The only problem with this is that it’s 99.999% certainly, utterly, and obviously, wrong. Sexual reproduction[1] is an ancestral feature of eukaryotes, that is animals, amoebae, malaria parasites, plants, algae of all sorts, fungi, slime moulds, paramecia, etc. etc. (name your favourite protist).

Animals do it in fundamentally the same way, using fundamentally the same molecular machinery as other eukaryotes. And there is every indication that they always practised it. Sponges do it. I’m willing to bet that every major animal group does it. Sure, many animals are also quite happy to reproduce by budding or falling to pieces, but most of them are at least capable of sex. Very little is known about the life of our closest non-animal relatives, but the sexy genes are there.

So, um, that exciting story you were telling us about how sex changed everything? Doesn’t work. I suspect that the whole nonsense was stuffed in so that they could show off this cool find, but can’t you talk about the earliest evidence for animal sex without making it sound like something it isn’t?

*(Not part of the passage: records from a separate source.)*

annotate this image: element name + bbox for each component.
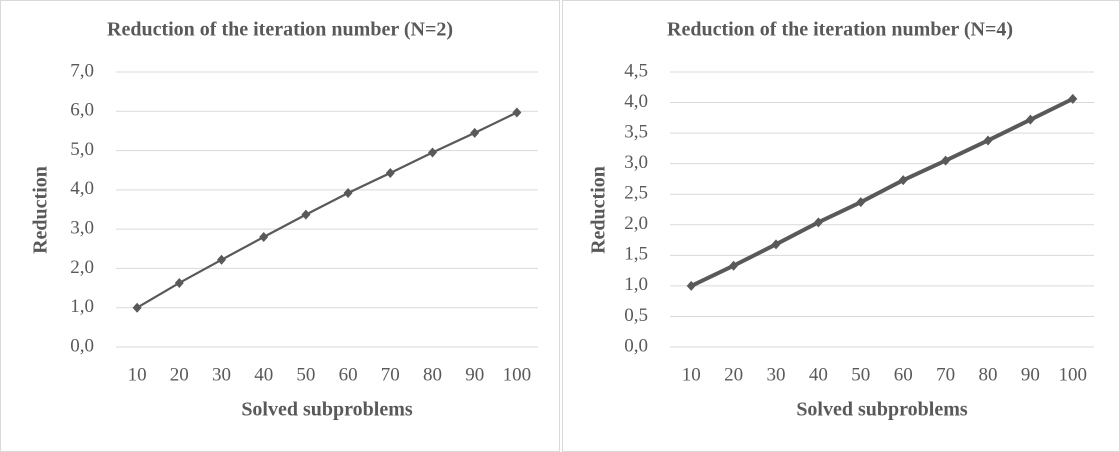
x-tick-label: 60 — [894, 364, 913, 385]
data-point — [686, 280, 696, 291]
x-axis-title: Solved subproblems — [241, 399, 413, 421]
y-tick-label: 0,0 — [70, 335, 94, 356]
series-line — [136, 111, 518, 309]
y-tick-label: 6,0 — [70, 100, 94, 121]
x-tick-label: 30 — [767, 364, 786, 385]
y-tick-label: 4,5 — [624, 60, 648, 81]
data-point — [941, 155, 951, 166]
x-tick-label: 100 — [503, 364, 532, 385]
data-point — [983, 135, 993, 146]
y-tick-label: 1,5 — [624, 244, 648, 265]
data-point — [174, 277, 184, 288]
data-point — [898, 175, 908, 186]
data-point — [217, 254, 226, 265]
y-tick-label: 1,0 — [70, 296, 94, 317]
y-tick-label: 3,0 — [70, 218, 94, 239]
x-tick-label: 90 — [1021, 364, 1040, 385]
y-axis-title: Reduction — [588, 166, 610, 254]
x-tick-label: 50 — [851, 364, 870, 385]
y-axis-title: Reduction — [30, 166, 52, 254]
y-tick-label: 3,5 — [624, 121, 648, 142]
x-tick-label: 10 — [128, 364, 147, 385]
x-tick-label: 70 — [936, 364, 955, 385]
y-tick-label: 3,0 — [624, 152, 648, 173]
data-point — [259, 232, 269, 242]
y-tick-label: 2,5 — [624, 183, 648, 204]
data-point — [132, 302, 142, 313]
data-point — [301, 209, 311, 220]
y-tick-label: 7,0 — [70, 60, 94, 81]
x-tick-label: 40 — [809, 364, 828, 385]
x-tick-label: 80 — [423, 364, 442, 385]
x-axis-title: Solved subproblems — [796, 399, 968, 421]
data-point — [512, 107, 522, 118]
y-tick-label: 4,0 — [624, 91, 648, 112]
x-tick-label: 40 — [254, 364, 273, 385]
x-tick-label: 90 — [465, 364, 484, 385]
data-point — [428, 147, 437, 158]
data-point — [470, 127, 480, 138]
data-point — [1025, 114, 1035, 125]
x-tick-label: 80 — [979, 364, 998, 385]
chart-title: Reduction of the iteration number (N=4) — [667, 19, 1013, 41]
y-tick-label: 4,0 — [70, 178, 94, 199]
x-tick-label: 10 — [682, 364, 701, 385]
data-point — [385, 167, 395, 178]
chart-title: Reduction of the iteration number (N=2) — [107, 19, 453, 41]
y-tick-label: 0,0 — [624, 335, 648, 356]
data-point — [1068, 93, 1078, 104]
y-tick-label: 2,0 — [70, 257, 94, 278]
y-tick-label: 0,5 — [624, 305, 648, 326]
x-tick-label: 20 — [170, 364, 189, 385]
y-tick-label: 5,0 — [70, 139, 94, 160]
data-point — [856, 197, 866, 208]
y-tick-label: 1,0 — [624, 274, 648, 295]
series-line — [690, 97, 1074, 288]
x-tick-label: 50 — [296, 364, 315, 385]
data-point — [729, 260, 739, 271]
y-tick-label: 2,0 — [624, 213, 648, 234]
x-tick-label: 20 — [724, 364, 743, 385]
data-point — [343, 188, 353, 198]
x-tick-label: 30 — [212, 364, 231, 385]
x-tick-label: 100 — [1059, 364, 1088, 385]
x-tick-label: 70 — [381, 364, 400, 385]
x-tick-label: 60 — [339, 364, 358, 385]
data-point — [771, 239, 781, 250]
data-point — [813, 217, 823, 228]
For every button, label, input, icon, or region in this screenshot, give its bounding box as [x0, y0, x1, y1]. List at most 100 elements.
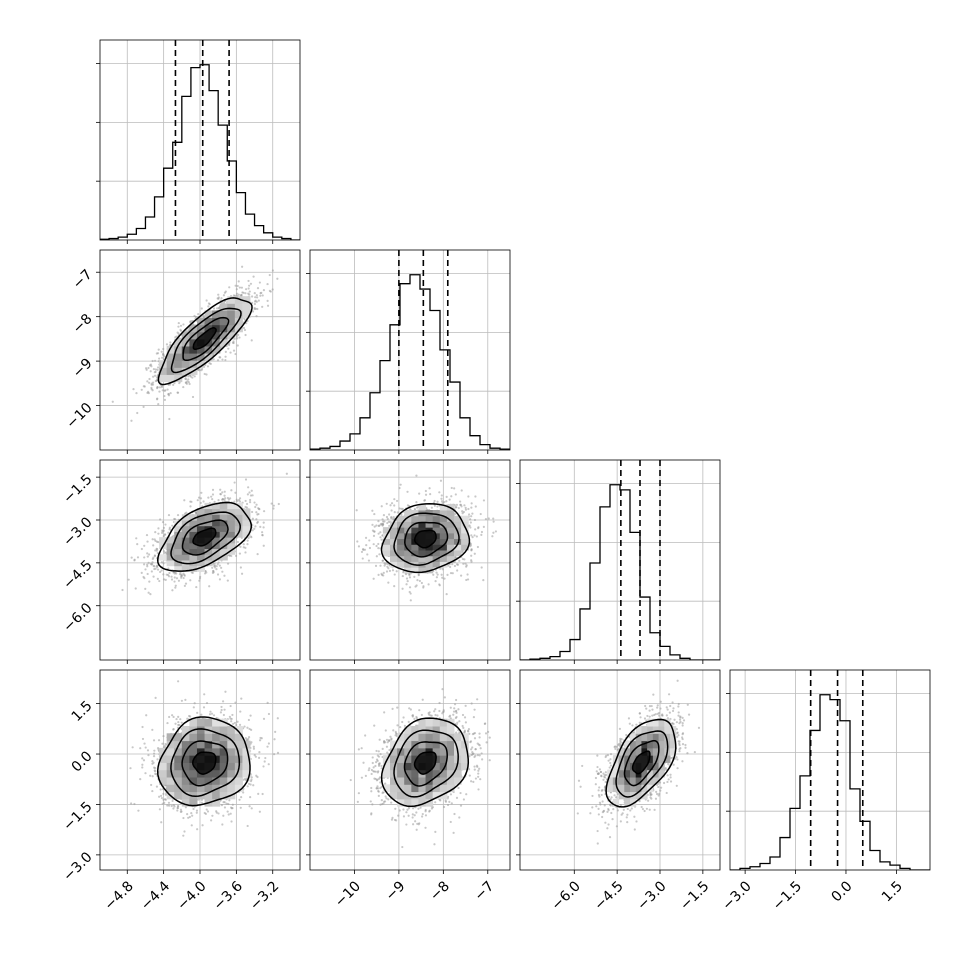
density-cell	[212, 537, 221, 544]
panel-1-0	[96, 249, 301, 454]
scatter-point	[464, 506, 467, 509]
scatter-point	[164, 742, 167, 746]
scatter-point	[186, 813, 189, 816]
scatter-point	[418, 492, 421, 495]
density-cell	[382, 544, 391, 551]
scatter-point	[236, 344, 239, 347]
scatter-point	[147, 392, 150, 395]
scatter-point	[258, 508, 261, 511]
scatter-point	[392, 515, 395, 519]
scatter-point	[238, 798, 241, 801]
scatter-point	[164, 533, 167, 536]
scatter-point	[173, 381, 176, 385]
panel-content	[129, 680, 280, 837]
density-cell	[174, 554, 183, 561]
density-cell	[397, 515, 405, 522]
scatter-point	[134, 587, 137, 590]
density-cell	[212, 520, 221, 527]
scatter-point	[255, 774, 258, 777]
scatter-point	[390, 502, 394, 505]
scatter-point	[398, 507, 401, 510]
scatter-point	[152, 544, 155, 547]
scatter-point	[153, 371, 156, 374]
density-cell	[411, 555, 419, 562]
scatter-point	[221, 358, 224, 361]
scatter-point	[174, 586, 177, 589]
scatter-point	[164, 523, 167, 526]
density-cell	[432, 538, 441, 545]
scatter-point	[455, 503, 459, 506]
scatter-point	[222, 814, 225, 817]
scatter-point	[231, 803, 234, 806]
scatter-point	[179, 810, 182, 813]
scatter-point	[212, 307, 216, 310]
scatter-point	[251, 301, 254, 304]
scatter-point	[211, 493, 215, 496]
density-cell	[219, 502, 228, 510]
scatter-point	[473, 534, 476, 537]
scatter-point	[153, 749, 156, 752]
density-cell	[181, 346, 190, 354]
scatter-point	[192, 706, 195, 709]
scatter-point	[492, 517, 495, 520]
density-cell	[425, 561, 434, 568]
density-cell	[404, 544, 412, 551]
scatter-point	[202, 500, 205, 503]
scatter-point	[236, 337, 239, 340]
scatter-point	[153, 565, 156, 568]
scatter-point	[218, 578, 222, 581]
scatter-point	[440, 497, 443, 500]
density-cell	[439, 538, 448, 545]
density-cell	[166, 537, 175, 544]
scatter-point	[406, 504, 410, 507]
scatter-point	[165, 573, 168, 576]
scatter-point	[234, 352, 237, 356]
density-cell	[439, 527, 448, 534]
scatter-point	[383, 520, 386, 523]
scatter-point	[436, 573, 439, 576]
scatter-point	[388, 524, 391, 527]
density-cell	[439, 504, 448, 511]
density-cell	[234, 525, 243, 532]
scatter-point	[146, 555, 149, 558]
scatter-point	[154, 770, 157, 773]
panel-border	[519, 459, 721, 661]
scatter-point	[211, 488, 215, 491]
density-cell	[397, 561, 405, 568]
scatter-point	[148, 580, 151, 583]
scatter-point	[250, 489, 253, 492]
density-cell	[390, 538, 398, 545]
scatter-point	[257, 756, 261, 759]
density-cell	[234, 296, 243, 304]
density-cell	[212, 317, 221, 326]
scatter-point	[267, 742, 270, 745]
scatter-point	[441, 501, 444, 505]
scatter-point	[154, 567, 157, 570]
density-cell	[461, 521, 469, 528]
density-cell	[196, 554, 206, 561]
scatter-point	[254, 525, 257, 528]
density-cell	[446, 510, 455, 517]
density-cell	[204, 353, 213, 361]
scatter-point	[271, 269, 274, 272]
scatter-point	[238, 336, 241, 339]
scatter-point	[373, 525, 376, 528]
density-cell	[219, 520, 228, 527]
density-cell	[404, 550, 412, 557]
scatter-point	[400, 507, 403, 510]
density-cell	[382, 550, 391, 557]
histogram-step	[100, 64, 300, 240]
scatter-point	[377, 532, 380, 535]
density-cell	[219, 514, 228, 521]
scatter-point	[254, 505, 257, 509]
scatter-point	[168, 715, 171, 719]
scatter-point	[152, 755, 156, 758]
scatter-point	[167, 801, 171, 804]
scatter-point	[223, 494, 226, 497]
scatter-point	[177, 332, 180, 335]
scatter-point	[451, 563, 454, 566]
density-cell	[189, 353, 198, 361]
scatter-point	[239, 566, 242, 569]
scatter-point	[256, 521, 259, 525]
scatter-point	[172, 728, 175, 731]
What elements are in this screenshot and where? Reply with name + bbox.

Hrm. That kind of unmade my day. Now I worry if the same level of crap gets into the other documentaries I loved so much, and I just didn’t spot it because I’m not a physicist/mathematician/historian/insert profession here. Ah, the joys of being an insufferable pedant and watching films about stuff you actually have a passing acquaintance with…

[1] basically, the making and fusion of sex cells. Everything else, from testicles through frog hugs to intercourse, is just embellishment.